On February 27, 1959, Myra Gayle gave birth to a seven-pound baby boy, Steve Allen Lewis. Little Stevie came into this world with a fine head of hair, like his daddy. Jerry Lee named him for the man who had been kind to him and straight with him and took a chance on him when no one else would, a man he would never say a mean word about, no matter how grim things might get. Photographers pushed their way into Myra’s hospital room to record mother and child. Jerry Lee was no longer collecting $40,000 checks, but he was working almost every night and still drawing a rare fat payday from some big shows, so he bought Myra and Steve Allen a new house in Coro Lake, with white shag carpeting, a small waterfall in the foyer, a white grand piano, and a swimming pool in the back. He rarely saw any of it. He truly believed that if he ever slowed down, he would just vanish, so he fought back one road trip, one little club at a time.

He recorded almost every time he landed back in Memphis, many of them good songs, but it was as if he was singing them into the wind.
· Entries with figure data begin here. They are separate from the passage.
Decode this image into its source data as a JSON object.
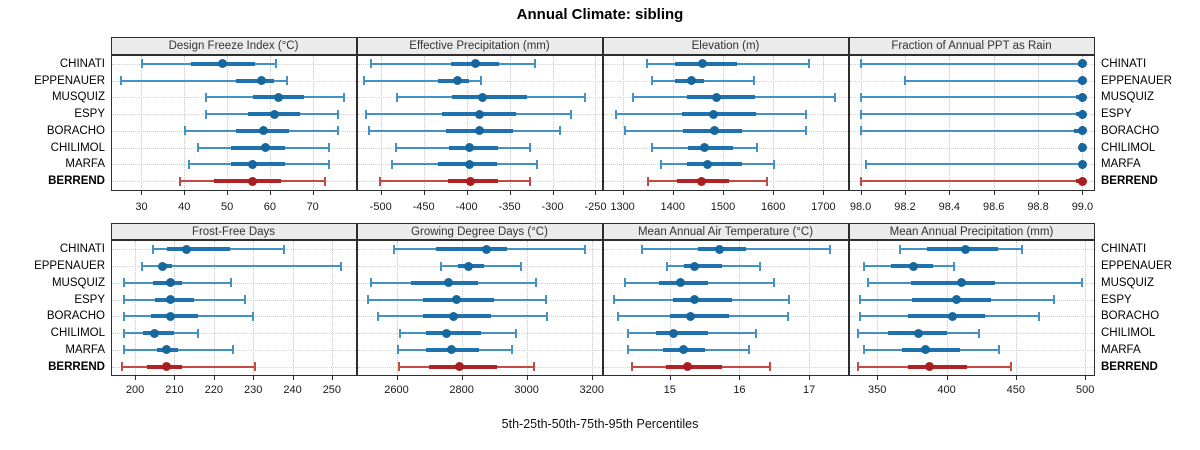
{
  "title": "Annual Climate: sibling",
  "caption": "5th-25th-50th-75th-95th Percentiles",
  "stations": [
    "CHINATI",
    "EPPENAUER",
    "MUSQUIZ",
    "ESPY",
    "BORACHO",
    "CHILIMOL",
    "MARFA",
    "BERREND"
  ],
  "highlight_station": "BERREND",
  "percentile_order": [
    "p5",
    "p25",
    "p50",
    "p75",
    "p95"
  ],
  "colors": {
    "blue_whisker": "#4292c6",
    "blue_box": "#1f72ad",
    "blue_dot": "#15679e",
    "red_whisker": "#c34a44",
    "red_box": "#b22222",
    "red_dot": "#a81d1d",
    "grid": "#c9c9c9",
    "row_line": "#d2d2d2",
    "header_bg": "#ebebeb",
    "panel_border": "#2e2e2e",
    "axis_tick": "#2e2e2e"
  },
  "chart_data": [
    {
      "type": "dotplot-percentiles",
      "title": "Design Freeze Index (°C)",
      "grid": true,
      "xlim": [
        23,
        80
      ],
      "ticks": [
        30,
        40,
        50,
        60,
        70
      ],
      "tick_labels": [
        "30",
        "40",
        "50",
        "60",
        "70"
      ],
      "series": [
        [
          30,
          41.5,
          49,
          56.5,
          61.5
        ],
        [
          25,
          52,
          58,
          61,
          64
        ],
        [
          45,
          56,
          62,
          68,
          77.5
        ],
        [
          45,
          55,
          61,
          67,
          76
        ],
        [
          40,
          52,
          58.5,
          64.5,
          76
        ],
        [
          43,
          51,
          59,
          63.5,
          74
        ],
        [
          41,
          51,
          56,
          63.5,
          74
        ],
        [
          39,
          47,
          56,
          62.5,
          73
        ]
      ]
    },
    {
      "type": "dotplot-percentiles",
      "title": "Effective Precipitation (mm)",
      "grid": true,
      "xlim": [
        -527,
        -243
      ],
      "ticks": [
        -500,
        -450,
        -400,
        -350,
        -300,
        -250
      ],
      "tick_labels": [
        "-500",
        "-450",
        "-400",
        "-350",
        "-300",
        "-250"
      ],
      "series": [
        [
          -512,
          -418,
          -390,
          -362,
          -320
        ],
        [
          -520,
          -433,
          -411,
          -397,
          -383
        ],
        [
          -482,
          -417,
          -381,
          -330,
          -262
        ],
        [
          -518,
          -429,
          -385,
          -343,
          -278
        ],
        [
          -514,
          -424,
          -385,
          -346,
          -291
        ],
        [
          -483,
          -421,
          -397,
          -364,
          -326
        ],
        [
          -487,
          -433,
          -397,
          -365,
          -318
        ],
        [
          -501,
          -422,
          -395,
          -364,
          -326
        ]
      ]
    },
    {
      "type": "dotplot-percentiles",
      "title": "Elevation (m)",
      "grid": true,
      "xlim": [
        1262,
        1748
      ],
      "ticks": [
        1300,
        1400,
        1500,
        1600,
        1700
      ],
      "tick_labels": [
        "1300",
        "1400",
        "1500",
        "1600",
        "1700"
      ],
      "series": [
        [
          1348,
          1405,
          1460,
          1527,
          1672
        ],
        [
          1357,
          1405,
          1437,
          1462,
          1563
        ],
        [
          1320,
          1428,
          1488,
          1563,
          1725
        ],
        [
          1285,
          1418,
          1482,
          1565,
          1667
        ],
        [
          1303,
          1420,
          1483,
          1537,
          1667
        ],
        [
          1358,
          1430,
          1463,
          1520,
          1568
        ],
        [
          1375,
          1428,
          1470,
          1537,
          1602
        ],
        [
          1350,
          1408,
          1457,
          1512,
          1588
        ]
      ]
    },
    {
      "type": "dotplot-percentiles",
      "title": "Fraction of Annual PPT as Rain",
      "grid": true,
      "xlim": [
        97.95,
        99.05
      ],
      "ticks": [
        98.0,
        98.2,
        98.4,
        98.6,
        98.8,
        99.0
      ],
      "tick_labels": [
        "98.0",
        "98.2",
        "98.4",
        "98.6",
        "98.8",
        "99.0"
      ],
      "series": [
        [
          98.0,
          98.98,
          99.0,
          99.0,
          99.0
        ],
        [
          98.2,
          98.98,
          99.0,
          99.0,
          99.0
        ],
        [
          98.0,
          98.97,
          99.0,
          99.0,
          99.0
        ],
        [
          98.0,
          98.97,
          99.0,
          99.0,
          99.0
        ],
        [
          98.0,
          98.96,
          99.0,
          99.0,
          99.0
        ],
        [
          98.99,
          99.0,
          99.0,
          99.0,
          99.0
        ],
        [
          98.02,
          98.99,
          99.0,
          99.0,
          99.0
        ],
        [
          98.0,
          98.97,
          99.0,
          99.0,
          99.0
        ]
      ]
    },
    {
      "type": "dotplot-percentiles",
      "title": "Frost-Free Days",
      "grid": true,
      "xlim": [
        194,
        256
      ],
      "ticks": [
        200,
        210,
        220,
        230,
        240,
        250
      ],
      "tick_labels": [
        "200",
        "210",
        "220",
        "230",
        "240",
        "250"
      ],
      "series": [
        [
          204.5,
          208,
          213,
          224,
          238
        ],
        [
          201.5,
          206,
          207,
          209.5,
          252.5
        ],
        [
          197,
          204.5,
          209,
          212,
          224.5
        ],
        [
          197,
          205,
          209,
          215,
          228
        ],
        [
          197,
          204,
          209,
          216,
          230
        ],
        [
          197,
          202,
          205,
          210,
          216
        ],
        [
          197,
          205.5,
          208,
          211,
          225
        ],
        [
          196.5,
          203,
          208,
          212,
          230.5
        ]
      ]
    },
    {
      "type": "dotplot-percentiles",
      "title": "Growing Degree Days (°C)",
      "grid": true,
      "xlim": [
        2480,
        3230
      ],
      "ticks": [
        2600,
        2800,
        3000,
        3200
      ],
      "tick_labels": [
        "2600",
        "2800",
        "3000",
        "3200"
      ],
      "series": [
        [
          2590,
          2720,
          2875,
          2940,
          3180
        ],
        [
          2735,
          2790,
          2820,
          2870,
          2985
        ],
        [
          2520,
          2645,
          2760,
          2850,
          3030
        ],
        [
          2512,
          2680,
          2785,
          2900,
          3060
        ],
        [
          2543,
          2680,
          2775,
          2890,
          3065
        ],
        [
          2610,
          2690,
          2755,
          2860,
          2970
        ],
        [
          2602,
          2690,
          2770,
          2855,
          2955
        ],
        [
          2607,
          2700,
          2795,
          2910,
          3025
        ]
      ]
    },
    {
      "type": "dotplot-percentiles",
      "title": "Mean Annual Air Temperature (°C)",
      "grid": true,
      "xlim": [
        14.05,
        17.55
      ],
      "ticks": [
        15,
        16,
        17
      ],
      "tick_labels": [
        "15",
        "16",
        "17"
      ],
      "series": [
        [
          14.6,
          15.4,
          15.72,
          16.1,
          17.3
        ],
        [
          14.95,
          15.2,
          15.35,
          15.75,
          16.3
        ],
        [
          14.35,
          14.85,
          15.15,
          15.55,
          16.5
        ],
        [
          14.2,
          15.05,
          15.35,
          15.9,
          16.72
        ],
        [
          14.25,
          15.0,
          15.3,
          15.85,
          16.7
        ],
        [
          14.4,
          14.8,
          15.05,
          15.55,
          16.25
        ],
        [
          14.4,
          14.9,
          15.2,
          15.5,
          16.15
        ],
        [
          14.45,
          14.95,
          15.25,
          15.75,
          16.45
        ]
      ]
    },
    {
      "type": "dotplot-percentiles",
      "title": "Mean Annual Precipitation (mm)",
      "grid": true,
      "xlim": [
        330,
        506
      ],
      "ticks": [
        350,
        400,
        450,
        500
      ],
      "tick_labels": [
        "350",
        "400",
        "450",
        "500"
      ],
      "series": [
        [
          366,
          386,
          414,
          437,
          455
        ],
        [
          340,
          360,
          376,
          390,
          406
        ],
        [
          343,
          374,
          411,
          435,
          498
        ],
        [
          337,
          375,
          407,
          432,
          478
        ],
        [
          337,
          372,
          404,
          428,
          467
        ],
        [
          336,
          358,
          380,
          400,
          424
        ],
        [
          340,
          368,
          385,
          410,
          438
        ],
        [
          336,
          372,
          388,
          415,
          447
        ]
      ]
    }
  ]
}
He had twenty-one recording sessions at Sun between ’59 and ’63, resulting in eighty-five songs, but few of them were potential breakout singles. He cut a hot, “Breathless”-like single called “Lovin’ Up a Storm,” and a novelty song called “Big Blon’ Baby,” and another Otis Blackwell tune, “Let’s Talk About Us.” He even cut his father’s signature song, “Mexicali Rose.”

It was just the beginning of what writer Colin Escott would call “the locust years,” a quagmire that just sucked him down deeper no matter how many miles he drove or how many shows he played. As if in some cruel joke, his music grew in popularity in England and Europe, where young people continued going wild for each new record he released. Yet in the States the taint of scandal was slow to dissipate, and while at one show he might have standing room only, others, unpromoted, left him staring into empty seats. “I played for two old ladies one time in Kansas,” he says. “I told ’em, ‘Y’all don’t owe me nothin’ for this show.’”

But he was also facing a bigger problem: the changing style of rock and roll. The truth is that the American music scene was morphing around him, changing into something he did not recognize and could hardly stand. It was losing its guts, its backbone; the day of the country boogies and the hard rockers was blinking out almost as soon as it arrived. You could listen to the Top 40 all day and not hear a lick of Hank Williams in it, or Junior Parker or Moon Mullican or Arthur “Big Boy” Crudup. As the 1950s died, the great roar of rock and roll faded to a kind of simpering sigh. In late 1957, after an airplane engine exploded into a fireball on one of his tours, Little Richard announced that he’d been saved, had joined the clergy, and was preaching of the end of time. Elvis had been overseas since the fall of 1958. In 1959, Richie Valens, J. P. Richardson (known as the Big Bopper), and Jerry Lee’s good friend Buddy Holly died in a plane crash. And in December 1959, the great Chuck Berry was sentenced to three years under the Mann Act for transporting a fourteen-year-old girl across state lines.